Take the example figure below of an artificial agarose gel comparison between a 1.00% and 2.00% gel. Notice that a 1.00% gel did not separate (resolve) the two bands at 400 bp and 500 bp that well, and the last bands did not separate at all (100 bp and 60 bp). Now when running the same samples on a 2.00% gel, the resolution was increased whereby these smaller bands are now seen as distinct products.

To help decide what percentage of agarose to use, I have included a reference table below containing different agarose gel concentrations, along with the corresponding resolution sizes (adapted from Thermo Fisher). To use the table, look at the Resolution column and identify the range which includes your molecular size of interest. For example, if I want to separate a 100 bp product from a 1,500 product on a gel, I would select the 2.00% agarose gel since the resolution is between 50 – 2,000 bp.

If there are a wide range of sizes to be separated on a gel, it is recommended to start with a 1.20% agarose gel concentration.

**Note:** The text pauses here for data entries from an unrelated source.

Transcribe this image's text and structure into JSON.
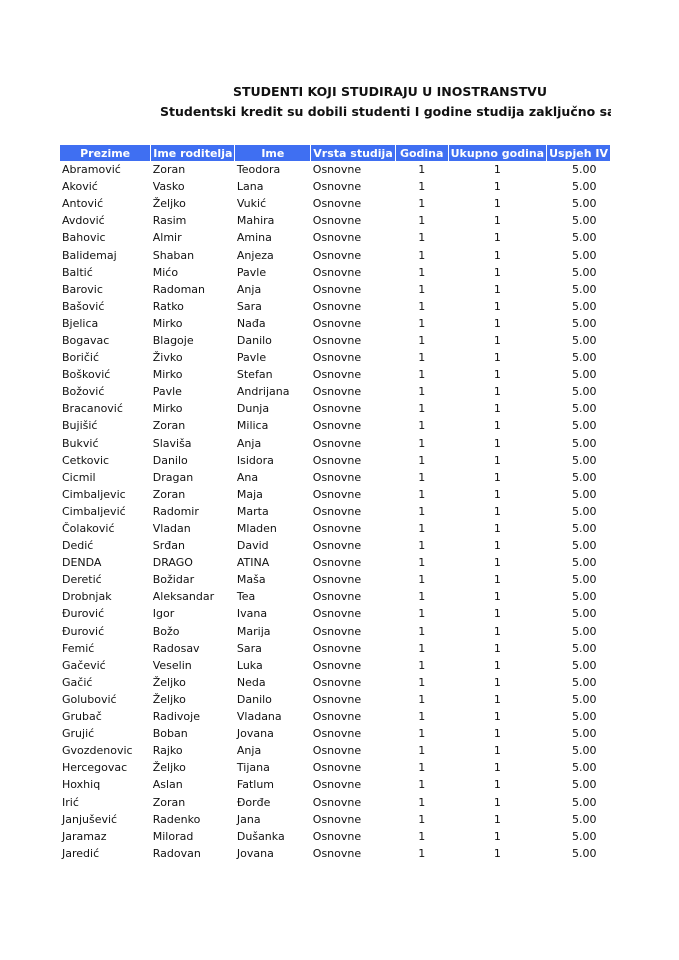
{
  "title": "STUDENTI KOJI STUDIRAJU U INOSTRANSTVU",
  "subtitle": "Studentski kredit su dobili studenti I godine studija  zaključno sa br",
  "columns": [
    "Prezime",
    "Ime roditelja",
    "Ime",
    "Vrsta studija",
    "Godina",
    "Ukupno godina",
    "Uspjeh IV"
  ],
  "colors": {
    "header_bg": "#3f6ff2",
    "header_text": "#ffffff"
  },
  "rows": [
    [
      "Abramović",
      "Zoran",
      "Teodora",
      "Osnovne",
      "1",
      "1",
      "5.00"
    ],
    [
      "Aković",
      "Vasko",
      "Lana",
      "Osnovne",
      "1",
      "1",
      "5.00"
    ],
    [
      "Antović",
      "Željko",
      "Vukić",
      "Osnovne",
      "1",
      "1",
      "5.00"
    ],
    [
      "Avdović",
      "Rasim",
      "Mahira",
      "Osnovne",
      "1",
      "1",
      "5.00"
    ],
    [
      "Bahovic",
      "Almir",
      "Amina",
      "Osnovne",
      "1",
      "1",
      "5.00"
    ],
    [
      "Balidemaj",
      "Shaban",
      "Anjeza",
      "Osnovne",
      "1",
      "1",
      "5.00"
    ],
    [
      "Baltić",
      "Mićo",
      "Pavle",
      "Osnovne",
      "1",
      "1",
      "5.00"
    ],
    [
      "Barovic",
      "Radoman",
      "Anja",
      "Osnovne",
      "1",
      "1",
      "5.00"
    ],
    [
      "Bašović",
      "Ratko",
      "Sara",
      "Osnovne",
      "1",
      "1",
      "5.00"
    ],
    [
      "Bjelica",
      "Mirko",
      "Nađa",
      "Osnovne",
      "1",
      "1",
      "5.00"
    ],
    [
      "Bogavac",
      "Blagoje",
      "Danilo",
      "Osnovne",
      "1",
      "1",
      "5.00"
    ],
    [
      "Boričić",
      "Živko",
      "Pavle",
      "Osnovne",
      "1",
      "1",
      "5.00"
    ],
    [
      "Bošković",
      "Mirko",
      "Stefan",
      "Osnovne",
      "1",
      "1",
      "5.00"
    ],
    [
      "Božović",
      "Pavle",
      "Andrijana",
      "Osnovne",
      "1",
      "1",
      "5.00"
    ],
    [
      "Bracanović",
      "Mirko",
      "Dunja",
      "Osnovne",
      "1",
      "1",
      "5.00"
    ],
    [
      "Bujišić",
      "Zoran",
      "Milica",
      "Osnovne",
      "1",
      "1",
      "5.00"
    ],
    [
      "Bukvić",
      "Slaviša",
      "Anja",
      "Osnovne",
      "1",
      "1",
      "5.00"
    ],
    [
      "Cetkovic",
      "Danilo",
      "Isidora",
      "Osnovne",
      "1",
      "1",
      "5.00"
    ],
    [
      "Cicmil",
      "Dragan",
      "Ana",
      "Osnovne",
      "1",
      "1",
      "5.00"
    ],
    [
      "Cimbaljevic",
      "Zoran",
      "Maja",
      "Osnovne",
      "1",
      "1",
      "5.00"
    ],
    [
      "Cimbaljević",
      "Radomir",
      "Marta",
      "Osnovne",
      "1",
      "1",
      "5.00"
    ],
    [
      "Čolaković",
      "Vladan",
      "Mladen",
      "Osnovne",
      "1",
      "1",
      "5.00"
    ],
    [
      "Dedić",
      "Srđan",
      "David",
      "Osnovne",
      "1",
      "1",
      "5.00"
    ],
    [
      "DENDA",
      "DRAGO",
      "ATINA",
      "Osnovne",
      "1",
      "1",
      "5.00"
    ],
    [
      "Deretić",
      "Božidar",
      "Maša",
      "Osnovne",
      "1",
      "1",
      "5.00"
    ],
    [
      "Drobnjak",
      "Aleksandar",
      "Tea",
      "Osnovne",
      "1",
      "1",
      "5.00"
    ],
    [
      "Đurović",
      "Igor",
      "Ivana",
      "Osnovne",
      "1",
      "1",
      "5.00"
    ],
    [
      "Đurović",
      "Božo",
      "Marija",
      "Osnovne",
      "1",
      "1",
      "5.00"
    ],
    [
      "Femić",
      "Radosav",
      "Sara",
      "Osnovne",
      "1",
      "1",
      "5.00"
    ],
    [
      "Gačević",
      "Veselin",
      "Luka",
      "Osnovne",
      "1",
      "1",
      "5.00"
    ],
    [
      "Gačić",
      "Željko",
      "Neda",
      "Osnovne",
      "1",
      "1",
      "5.00"
    ],
    [
      "Golubović",
      "Željko",
      "Danilo",
      "Osnovne",
      "1",
      "1",
      "5.00"
    ],
    [
      "Grubač",
      "Radivoje",
      "Vladana",
      "Osnovne",
      "1",
      "1",
      "5.00"
    ],
    [
      "Grujić",
      "Boban",
      "Jovana",
      "Osnovne",
      "1",
      "1",
      "5.00"
    ],
    [
      "Gvozdenovic",
      "Rajko",
      "Anja",
      "Osnovne",
      "1",
      "1",
      "5.00"
    ],
    [
      "Hercegovac",
      "Željko",
      "Tijana",
      "Osnovne",
      "1",
      "1",
      "5.00"
    ],
    [
      "Hoxhiq",
      "Aslan",
      "Fatlum",
      "Osnovne",
      "1",
      "1",
      "5.00"
    ],
    [
      "Irić",
      "Zoran",
      "Đorđe",
      "Osnovne",
      "1",
      "1",
      "5.00"
    ],
    [
      "Janjušević",
      "Radenko",
      "Jana",
      "Osnovne",
      "1",
      "1",
      "5.00"
    ],
    [
      "Jaramaz",
      "Milorad",
      "Dušanka",
      "Osnovne",
      "1",
      "1",
      "5.00"
    ],
    [
      "Jaredić",
      "Radovan",
      "Jovana",
      "Osnovne",
      "1",
      "1",
      "5.00"
    ]
  ]
}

How to separate fragments of similar size

Resolving fragments which have a similar size can be tricky to do on agarose gels. For example, a 30 bp difference in size between two fragments.

But, there are a few tricks you can do to help with this.

1. Use a high percentage agarose gel. Between 2.00% and 3.00% should help. Higher concentration gels have a better resolving power.
2. Create a larger agarose gel. If the gel is longer, this means the samples can be run for longer without them running off into the abyss. Longer runs mean better separation.
3. Run the electrophoresis slowly for longer. This will ensure the bands are clean and sharp. By running a gel on a high voltage can causing smearing of bands.
4. Use a polyacrylamide gel instead. Polyacrylamide gels have superior resolving capabilities (down to 10 bp!), compared to agarose gels.